Le marché du pétrole traverse une phase de tension exceptionnelle. Le baril physique en mer du Nord a dépassé les 140 dollars, un seuil symbolique qui n’avait plus été atteint depuis la crise financière de 2008. Cette envolée spectaculaire illustre l’ampleur des inquiétudes liées à la situation géopolitique au Moyen-Orient, où les conflits en cours font peser de lourdes menaces sur l’approvisionnement énergétique mondial.
Dans le même temps, le baril de Brent s’établit à 110,30 dollars, en hausse de 1,16 %, tandis que le West Texas Intermediate (WTI) grimpe à 113,62 dollars, soit une progression de 1,86 %. Ces écarts entre les différentes références du brut traduisent la nervosité extrême des marchés et la difficulté croissante à sécuriser des livraisons immédiates.
Un écart révélateur entre pétrole physique et contrats financiers
La différence importante entre le prix du baril physique en mer du Nord et celui du Brent s’explique par la nature même de ces deux références. Le pétrole physique concerne les livraisons réelles de brut, alors que le Brent correspond à un contrat financier échangé sur les marchés à terme.
La prime de près de 30 dollars observée sur le baril physique reflète une réalité simple : les acheteurs sont prêts à payer beaucoup plus cher pour obtenir du pétrole disponible immédiatement. Cette situation témoigne de tensions logistiques majeures et d’une inquiétude profonde quant à la continuité de l’offre mondiale.
Le détroit d’Ormuz, point névralgique de la crise
Au cœur de cette flambée des prix se trouve le détroit d’Ormuz, passage stratégique par lequel transite environ 20 % du pétrole et du gaz consommés dans le monde.

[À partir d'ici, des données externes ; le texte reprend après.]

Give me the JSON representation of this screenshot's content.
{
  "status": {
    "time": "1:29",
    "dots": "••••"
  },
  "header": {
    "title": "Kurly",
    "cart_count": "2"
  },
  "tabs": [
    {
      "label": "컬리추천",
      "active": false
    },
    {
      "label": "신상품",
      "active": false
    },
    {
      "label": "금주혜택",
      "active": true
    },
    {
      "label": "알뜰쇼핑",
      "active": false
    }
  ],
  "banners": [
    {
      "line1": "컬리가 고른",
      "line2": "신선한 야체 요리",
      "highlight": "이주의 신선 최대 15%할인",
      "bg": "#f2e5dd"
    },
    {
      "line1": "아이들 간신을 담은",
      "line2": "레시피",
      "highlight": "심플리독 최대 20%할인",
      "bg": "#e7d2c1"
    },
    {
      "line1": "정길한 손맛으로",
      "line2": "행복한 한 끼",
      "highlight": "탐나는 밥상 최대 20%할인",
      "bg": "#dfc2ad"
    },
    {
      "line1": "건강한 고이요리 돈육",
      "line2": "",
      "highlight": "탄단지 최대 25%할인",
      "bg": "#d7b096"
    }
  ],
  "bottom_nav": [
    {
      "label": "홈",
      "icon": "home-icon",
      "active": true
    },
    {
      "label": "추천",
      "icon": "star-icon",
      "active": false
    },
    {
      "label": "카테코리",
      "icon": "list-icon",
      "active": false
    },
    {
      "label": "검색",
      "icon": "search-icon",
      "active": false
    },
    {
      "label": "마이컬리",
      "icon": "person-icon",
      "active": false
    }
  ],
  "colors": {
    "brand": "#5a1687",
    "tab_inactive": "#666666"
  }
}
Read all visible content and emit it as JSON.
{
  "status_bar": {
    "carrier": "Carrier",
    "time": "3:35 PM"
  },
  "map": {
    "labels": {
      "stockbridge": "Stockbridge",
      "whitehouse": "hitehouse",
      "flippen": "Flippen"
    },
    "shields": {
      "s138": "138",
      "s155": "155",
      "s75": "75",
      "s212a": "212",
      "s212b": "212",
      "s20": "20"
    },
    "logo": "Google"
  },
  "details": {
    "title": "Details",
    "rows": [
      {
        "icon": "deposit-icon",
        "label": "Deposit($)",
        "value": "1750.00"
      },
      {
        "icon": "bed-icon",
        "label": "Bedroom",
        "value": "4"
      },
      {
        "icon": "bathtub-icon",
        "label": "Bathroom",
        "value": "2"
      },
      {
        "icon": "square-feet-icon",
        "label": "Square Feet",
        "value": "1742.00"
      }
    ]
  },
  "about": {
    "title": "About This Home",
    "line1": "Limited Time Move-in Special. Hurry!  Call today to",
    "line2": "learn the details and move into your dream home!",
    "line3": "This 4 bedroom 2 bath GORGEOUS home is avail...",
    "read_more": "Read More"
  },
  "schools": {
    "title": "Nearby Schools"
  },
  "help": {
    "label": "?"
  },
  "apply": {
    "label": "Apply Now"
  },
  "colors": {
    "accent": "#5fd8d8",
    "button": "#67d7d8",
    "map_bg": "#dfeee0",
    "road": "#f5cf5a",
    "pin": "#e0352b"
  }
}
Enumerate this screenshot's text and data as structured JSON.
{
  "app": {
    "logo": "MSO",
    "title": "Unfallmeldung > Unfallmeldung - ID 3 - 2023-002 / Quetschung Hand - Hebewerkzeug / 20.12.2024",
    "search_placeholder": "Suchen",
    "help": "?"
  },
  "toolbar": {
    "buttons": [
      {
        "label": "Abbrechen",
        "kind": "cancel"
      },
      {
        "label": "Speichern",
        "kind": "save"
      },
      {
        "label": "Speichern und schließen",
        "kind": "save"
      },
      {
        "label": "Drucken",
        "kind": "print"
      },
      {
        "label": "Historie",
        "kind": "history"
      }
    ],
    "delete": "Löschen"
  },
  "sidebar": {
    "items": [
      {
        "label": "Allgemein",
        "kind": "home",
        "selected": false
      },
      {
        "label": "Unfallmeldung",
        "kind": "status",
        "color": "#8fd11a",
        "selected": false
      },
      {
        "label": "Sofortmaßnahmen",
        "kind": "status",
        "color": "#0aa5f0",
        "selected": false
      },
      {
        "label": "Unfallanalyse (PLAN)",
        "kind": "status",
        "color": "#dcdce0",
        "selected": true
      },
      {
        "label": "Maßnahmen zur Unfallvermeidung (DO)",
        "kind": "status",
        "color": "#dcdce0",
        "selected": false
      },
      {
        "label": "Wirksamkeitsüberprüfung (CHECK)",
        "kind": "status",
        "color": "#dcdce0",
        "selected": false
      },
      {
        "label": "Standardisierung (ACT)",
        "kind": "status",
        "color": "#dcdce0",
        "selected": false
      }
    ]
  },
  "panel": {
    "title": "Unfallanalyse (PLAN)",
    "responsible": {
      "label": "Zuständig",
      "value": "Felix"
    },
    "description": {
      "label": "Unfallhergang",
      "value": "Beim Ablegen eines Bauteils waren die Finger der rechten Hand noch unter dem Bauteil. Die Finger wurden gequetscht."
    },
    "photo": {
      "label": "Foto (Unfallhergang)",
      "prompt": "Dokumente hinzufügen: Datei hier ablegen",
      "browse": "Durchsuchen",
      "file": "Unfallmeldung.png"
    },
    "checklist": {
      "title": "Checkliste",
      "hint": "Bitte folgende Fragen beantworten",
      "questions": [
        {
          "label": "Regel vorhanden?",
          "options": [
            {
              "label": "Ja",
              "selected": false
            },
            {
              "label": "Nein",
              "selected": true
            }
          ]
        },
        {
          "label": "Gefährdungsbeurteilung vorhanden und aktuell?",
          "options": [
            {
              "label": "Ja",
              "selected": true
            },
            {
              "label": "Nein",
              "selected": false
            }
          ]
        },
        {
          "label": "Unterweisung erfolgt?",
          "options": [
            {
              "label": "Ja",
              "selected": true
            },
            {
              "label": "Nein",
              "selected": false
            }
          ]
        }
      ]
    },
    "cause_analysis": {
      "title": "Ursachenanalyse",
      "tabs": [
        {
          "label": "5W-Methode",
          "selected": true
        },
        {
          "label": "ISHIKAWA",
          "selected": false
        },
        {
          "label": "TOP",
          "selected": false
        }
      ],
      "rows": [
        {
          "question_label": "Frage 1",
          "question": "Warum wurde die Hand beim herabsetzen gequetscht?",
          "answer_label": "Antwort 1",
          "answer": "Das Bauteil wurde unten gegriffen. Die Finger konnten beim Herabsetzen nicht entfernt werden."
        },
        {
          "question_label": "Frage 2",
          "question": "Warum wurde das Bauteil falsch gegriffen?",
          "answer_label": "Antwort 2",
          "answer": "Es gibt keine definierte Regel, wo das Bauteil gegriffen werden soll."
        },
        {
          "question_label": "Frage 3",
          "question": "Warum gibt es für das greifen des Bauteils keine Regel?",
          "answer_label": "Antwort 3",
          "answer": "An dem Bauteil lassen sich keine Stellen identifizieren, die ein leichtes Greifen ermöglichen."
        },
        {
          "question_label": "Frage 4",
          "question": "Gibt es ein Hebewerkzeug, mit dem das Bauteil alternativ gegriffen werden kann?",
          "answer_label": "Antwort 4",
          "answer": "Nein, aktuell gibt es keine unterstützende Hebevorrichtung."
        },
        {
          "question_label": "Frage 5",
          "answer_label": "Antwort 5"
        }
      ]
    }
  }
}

Alors que le conflit au Moyen-Orient entre dans sa sixième semaine, l’Iran maintient un contrôle strict sur cette voie maritime essentielle, limitant fortement le passage des navires.
Cette situation alimente la fébrilité des marchés. Les menaces américaines d’une intensification militaire contre des infrastructures iraniennes accroissent encore l’incertitude. Un ultimatum aurait été fixé au 7 avril pour obtenir la réouverture complète du détroit, sous peine de nouvelles frappes. Dans un tel contexte, chaque jour de blocage renforce la pression sur les prix du brut.
L’OPEP+ peine à rassurer les marchés
Face à cette crise, la réponse de l’OPEP+ reste limitée. L’organisation et ses alliés ont annoncé une augmentation de production de seulement 206 000 barils par jour à partir de mai. Une hausse jugée modeste, presque symbolique, au regard de la gravité de la situation.
Cette prudence s’explique en partie par les difficultés rencontrées par plusieurs pays producteurs, eux-mêmes affectés par les tensions régionales. L’alliance pétrolière a d’ailleurs exprimé son inquiétude face aux attaques visant les infrastructures énergétiques, estimant qu’elles accentuent la volatilité du marché et fragilisent les perspectives d’approvisionnement. Une nouvelle réunion est prévue le 3 mai pour réévaluer la situation.
Une menace directe pour l’économie mondiale
La hausse des prix du pétrole ne concerne pas seulement les producteurs ou les marchés financiers. Elle menace directement l’économie mondiale. Les secteurs du transport, de l’industrie et de la chimie ressentent déjà les effets de cette flambée, tandis que les ménages subissent une inflation énergétique qui réduit leur pouvoir d’achat.
Pour les banques centrales, la situation est également préoccupante. Une énergie plus chère alimente les tensions inflationnistes et complique les politiques monétaires. Dans une économie mondialisée, où chaque déséquilibre local peut produire des répercussions planétaires, cette crise rappelle à quel point les dépendances énergétiques restent un facteur majeur de fragilité.
Des perspectives inquiétantes sur l’offre mondiale
Les inquiétudes sont renforcées par le recul de la production de l’OPEP, tombée à 7,3 millions de barils par jour en mars 2026, soit son plus bas niveau depuis le début de la pandémie. Cette baisse survient alors que la demande énergétique repart dans plusieurs régions du monde, accentuant le déséquilibre entre l’offre et la demande.
Dans ce contexte, la sécurisation des voies maritimes internationales apparaît plus cruciale que jamais. Les marchés intègrent désormais un risque géopolitique durable, susceptible d’influencer les prix du pétrole et les décisions d’investissement à long terme dans le secteur énergétique.
Face à cette situation, les gouvernements européens et américains envisagent des mesures d’urgence pour diversifier leurs sources d’approvisionnement. Plus que jamais, la coopération internationale s’impose comme une nécessité pour éviter qu’une crise régionale ne se transforme en choc énergétique mondial.